I'm curious about how the execution of EXISTS()
is supposed to be faster than IN()
.
I was answering a question when Bill Karwin brought up a good point. when you use EXISTS()
it is using a correlated subquery (dependent subquery) and IN() is only using a subquery.
EXPLAIN shows that EXISTS
and NOT EXISTS
both use a dependent subquery and IN / NOT IN
both use just a subquery.. so I'm curious how a correlated subquery is faster than a subquery??
I've used EXISTS before and it does execute faster than IN which is why I'm confused.

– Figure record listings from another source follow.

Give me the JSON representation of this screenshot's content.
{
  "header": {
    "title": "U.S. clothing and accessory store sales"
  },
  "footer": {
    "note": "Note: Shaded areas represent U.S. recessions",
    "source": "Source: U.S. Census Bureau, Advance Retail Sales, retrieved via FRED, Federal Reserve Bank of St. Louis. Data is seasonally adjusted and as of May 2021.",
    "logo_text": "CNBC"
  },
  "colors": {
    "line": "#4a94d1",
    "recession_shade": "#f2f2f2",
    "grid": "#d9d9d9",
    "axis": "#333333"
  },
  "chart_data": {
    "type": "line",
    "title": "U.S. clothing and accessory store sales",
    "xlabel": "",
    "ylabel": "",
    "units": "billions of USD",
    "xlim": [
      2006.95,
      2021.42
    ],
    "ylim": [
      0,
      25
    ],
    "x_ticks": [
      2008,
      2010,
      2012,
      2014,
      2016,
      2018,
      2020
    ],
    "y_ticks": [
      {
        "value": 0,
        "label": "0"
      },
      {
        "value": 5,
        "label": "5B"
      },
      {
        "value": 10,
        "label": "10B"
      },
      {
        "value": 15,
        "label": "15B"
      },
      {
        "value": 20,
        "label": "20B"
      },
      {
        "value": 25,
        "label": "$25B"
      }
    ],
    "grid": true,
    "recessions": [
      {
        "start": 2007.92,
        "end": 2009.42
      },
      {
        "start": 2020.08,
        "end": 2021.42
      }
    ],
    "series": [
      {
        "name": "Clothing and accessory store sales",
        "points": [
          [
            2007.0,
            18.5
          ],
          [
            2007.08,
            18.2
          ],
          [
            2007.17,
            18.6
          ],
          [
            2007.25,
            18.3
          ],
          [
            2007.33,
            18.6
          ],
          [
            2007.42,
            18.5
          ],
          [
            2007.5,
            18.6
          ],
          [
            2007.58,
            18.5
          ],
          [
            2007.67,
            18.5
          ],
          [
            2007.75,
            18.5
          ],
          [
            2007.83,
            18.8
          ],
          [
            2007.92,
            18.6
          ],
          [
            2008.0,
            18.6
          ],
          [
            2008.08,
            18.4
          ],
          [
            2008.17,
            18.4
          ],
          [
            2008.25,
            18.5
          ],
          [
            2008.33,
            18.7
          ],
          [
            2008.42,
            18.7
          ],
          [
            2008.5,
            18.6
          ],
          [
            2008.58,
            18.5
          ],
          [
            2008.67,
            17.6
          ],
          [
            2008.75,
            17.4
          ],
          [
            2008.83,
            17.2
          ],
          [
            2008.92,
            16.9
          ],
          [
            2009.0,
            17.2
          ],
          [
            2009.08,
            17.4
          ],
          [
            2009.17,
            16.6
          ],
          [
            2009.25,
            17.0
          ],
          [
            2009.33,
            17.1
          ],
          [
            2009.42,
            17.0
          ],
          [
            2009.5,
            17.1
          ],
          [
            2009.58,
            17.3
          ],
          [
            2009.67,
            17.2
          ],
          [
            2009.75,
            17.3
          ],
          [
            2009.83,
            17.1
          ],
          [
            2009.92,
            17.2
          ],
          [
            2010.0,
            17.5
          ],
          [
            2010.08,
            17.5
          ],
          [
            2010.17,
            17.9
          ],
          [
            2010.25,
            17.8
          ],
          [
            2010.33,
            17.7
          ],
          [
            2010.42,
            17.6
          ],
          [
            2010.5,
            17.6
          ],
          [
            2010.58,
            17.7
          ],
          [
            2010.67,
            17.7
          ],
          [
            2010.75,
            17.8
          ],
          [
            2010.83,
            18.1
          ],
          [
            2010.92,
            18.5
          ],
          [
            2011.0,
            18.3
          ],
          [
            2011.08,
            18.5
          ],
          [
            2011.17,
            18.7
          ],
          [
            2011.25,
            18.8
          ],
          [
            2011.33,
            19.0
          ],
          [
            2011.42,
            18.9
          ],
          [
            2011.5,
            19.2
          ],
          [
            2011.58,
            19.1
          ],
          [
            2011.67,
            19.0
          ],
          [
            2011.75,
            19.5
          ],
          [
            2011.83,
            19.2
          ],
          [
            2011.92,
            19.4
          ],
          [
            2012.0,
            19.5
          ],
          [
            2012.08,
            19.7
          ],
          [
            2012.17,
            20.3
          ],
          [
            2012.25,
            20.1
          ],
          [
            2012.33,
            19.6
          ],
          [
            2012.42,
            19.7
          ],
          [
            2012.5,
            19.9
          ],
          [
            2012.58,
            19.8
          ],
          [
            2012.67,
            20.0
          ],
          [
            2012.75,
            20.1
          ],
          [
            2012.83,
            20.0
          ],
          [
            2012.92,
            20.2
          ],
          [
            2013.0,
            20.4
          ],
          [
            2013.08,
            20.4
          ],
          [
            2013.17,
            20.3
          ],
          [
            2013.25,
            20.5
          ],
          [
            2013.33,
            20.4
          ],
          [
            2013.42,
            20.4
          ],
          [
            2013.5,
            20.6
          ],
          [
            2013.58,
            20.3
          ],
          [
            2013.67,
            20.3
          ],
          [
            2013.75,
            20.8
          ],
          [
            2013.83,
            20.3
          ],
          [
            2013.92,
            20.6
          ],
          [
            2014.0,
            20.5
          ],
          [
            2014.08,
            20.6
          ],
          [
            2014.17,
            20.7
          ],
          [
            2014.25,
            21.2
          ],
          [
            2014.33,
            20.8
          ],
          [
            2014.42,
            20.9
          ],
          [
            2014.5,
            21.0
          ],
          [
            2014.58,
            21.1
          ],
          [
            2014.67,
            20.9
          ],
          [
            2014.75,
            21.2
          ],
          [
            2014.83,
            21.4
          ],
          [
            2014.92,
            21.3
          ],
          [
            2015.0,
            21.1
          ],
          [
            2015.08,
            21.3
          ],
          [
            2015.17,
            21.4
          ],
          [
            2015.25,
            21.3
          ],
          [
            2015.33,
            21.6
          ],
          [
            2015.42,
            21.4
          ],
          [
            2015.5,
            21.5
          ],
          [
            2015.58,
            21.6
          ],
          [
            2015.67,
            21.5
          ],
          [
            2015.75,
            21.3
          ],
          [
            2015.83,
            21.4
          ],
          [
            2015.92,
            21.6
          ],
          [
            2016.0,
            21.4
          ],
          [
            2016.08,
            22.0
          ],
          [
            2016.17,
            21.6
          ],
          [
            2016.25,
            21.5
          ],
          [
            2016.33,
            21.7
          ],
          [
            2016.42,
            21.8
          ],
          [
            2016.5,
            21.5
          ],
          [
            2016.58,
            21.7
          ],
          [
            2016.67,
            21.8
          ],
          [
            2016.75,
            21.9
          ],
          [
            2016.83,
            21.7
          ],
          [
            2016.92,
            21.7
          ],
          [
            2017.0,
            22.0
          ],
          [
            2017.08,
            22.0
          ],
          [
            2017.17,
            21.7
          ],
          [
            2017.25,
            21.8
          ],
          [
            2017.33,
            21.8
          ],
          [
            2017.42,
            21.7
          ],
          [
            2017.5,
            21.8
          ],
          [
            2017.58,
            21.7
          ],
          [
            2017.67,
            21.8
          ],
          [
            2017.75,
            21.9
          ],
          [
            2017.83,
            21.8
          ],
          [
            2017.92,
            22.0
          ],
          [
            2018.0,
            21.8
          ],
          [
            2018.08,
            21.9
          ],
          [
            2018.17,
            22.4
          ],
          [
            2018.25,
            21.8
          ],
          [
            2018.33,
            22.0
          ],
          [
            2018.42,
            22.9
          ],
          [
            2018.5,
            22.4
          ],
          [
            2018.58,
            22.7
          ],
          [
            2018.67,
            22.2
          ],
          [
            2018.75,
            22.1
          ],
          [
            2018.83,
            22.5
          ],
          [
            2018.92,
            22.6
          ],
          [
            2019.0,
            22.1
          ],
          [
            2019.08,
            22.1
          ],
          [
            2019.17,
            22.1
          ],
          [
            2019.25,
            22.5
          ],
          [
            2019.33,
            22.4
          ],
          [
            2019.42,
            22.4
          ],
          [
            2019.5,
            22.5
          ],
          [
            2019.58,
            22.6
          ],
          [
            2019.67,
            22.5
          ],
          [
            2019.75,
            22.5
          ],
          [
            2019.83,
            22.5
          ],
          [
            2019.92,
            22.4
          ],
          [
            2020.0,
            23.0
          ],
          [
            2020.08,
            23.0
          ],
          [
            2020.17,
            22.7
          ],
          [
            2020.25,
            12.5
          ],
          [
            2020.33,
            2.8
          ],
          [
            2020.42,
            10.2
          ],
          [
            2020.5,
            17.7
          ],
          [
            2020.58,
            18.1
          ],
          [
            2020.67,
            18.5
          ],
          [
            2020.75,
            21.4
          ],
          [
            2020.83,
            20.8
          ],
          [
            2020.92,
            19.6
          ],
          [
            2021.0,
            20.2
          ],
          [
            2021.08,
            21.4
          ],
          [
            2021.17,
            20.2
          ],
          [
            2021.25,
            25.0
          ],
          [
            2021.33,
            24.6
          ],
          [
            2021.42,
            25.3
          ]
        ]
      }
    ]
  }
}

Here is a SQLFIDDLE with the explains
EXPLAIN SELECT COUNT(t1.table1_id)
FROM table1 t1
WHERE EXISTS
( SELECT 1
FROM table2 t2
WHERE t2.table1_id <=> t1.table1_id
);
+-------+-----------------------+-----------+-------+---------------+-----------+--------+--------------------------+--------+------------------------------+
| ID | SELECT_TYPE | TABLE | TYPE | POSSIBLE_KEYS | KEY |KEY_LEN | REF | ROWS | EXTRA |
+-------+-----------------------+-----------+-------+---------------+-----------+--------+--------------------------+--------+------------------------------+
| 1 | PRIMARY | t1 | index | (null) | PRIMARY | 4 | (null) | 4 | Using where; Using index |
| 2 | DEPENDENT SUBQUERY | t2 | REF | table1_id | table1_id| 4 | db_9_15987.t1.table1_id | 1 | Using where; Using index |
+-------+-----------------------+-----------+-------+---------------+-----------+--------+--------------------------+--------+------------------------------+
EXPLAIN SELECT COUNT(t1.table1_id)
FROM table1 t1
WHERE NOT EXISTS
( SELECT 1
FROM table2 t2
WHERE t2.table1_id = t1.table1_id
);
+-------+-----------------------+-----------+-------+---------------+-----------+--------+--------------------------+--------+------------------------------+
| ID | SELECT_TYPE | TABLE | TYPE | POSSIBLE_KEYS | KEY |KEY_LEN | REF | ROWS | EXTRA |
+-------+-----------------------+-----------+-------+---------------+-----------+--------+--------------------------+--------+------------------------------+
| 1 | PRIMARY | t1 | index | (null) | PRIMARY | 4 | (null) | 4 | Using where; Using index |
| 2 | DEPENDENT SUBQUERY | t2 | ref | table1_id | table1_id| 4 | db_9_15987.t1.table1_id | 1 | Using index |
+-------+-----------------------+-----------+-------+---------------+-----------+--------+--------------------------+--------+------------------------------+
EXPLAIN SELECT COUNT(t1.table1_id)
FROM table1 t1
WHERE t1.table1_id NOT IN
( SELECT t2.table1_id
FROM table2 t2
);
+-------+-------------------+-----------+-------+---------------+-----------+--------+----------+--------+------------------------------+
| ID | SELECT_TYPE | TABLE | TYPE | POSSIBLE_KEYS | KEY |KEY_LEN | REF | ROWS | EXTRA |
+-------+-------------------+-----------+-------+---------------+-----------+--------+----------+--------+------------------------------+
| 1 | PRIMARY | t1 | index | (null) | PRIMARY | 4 | (null) | 4 | Using where; Using index |
| 2 | SUBQUERY | t2 | index | (null) | table1_id| 4 | (null) | 2 | Using index |
+-------+-------------------+-----------+-------+---------------+-----------+--------+----------+--------+------------------------------+
FEW questions
In the explains above, how does EXISTS have using where
and using index
in extras but NOT EXISTS does not have using where
in extras?
How is a correlated subquery faster than a subquery?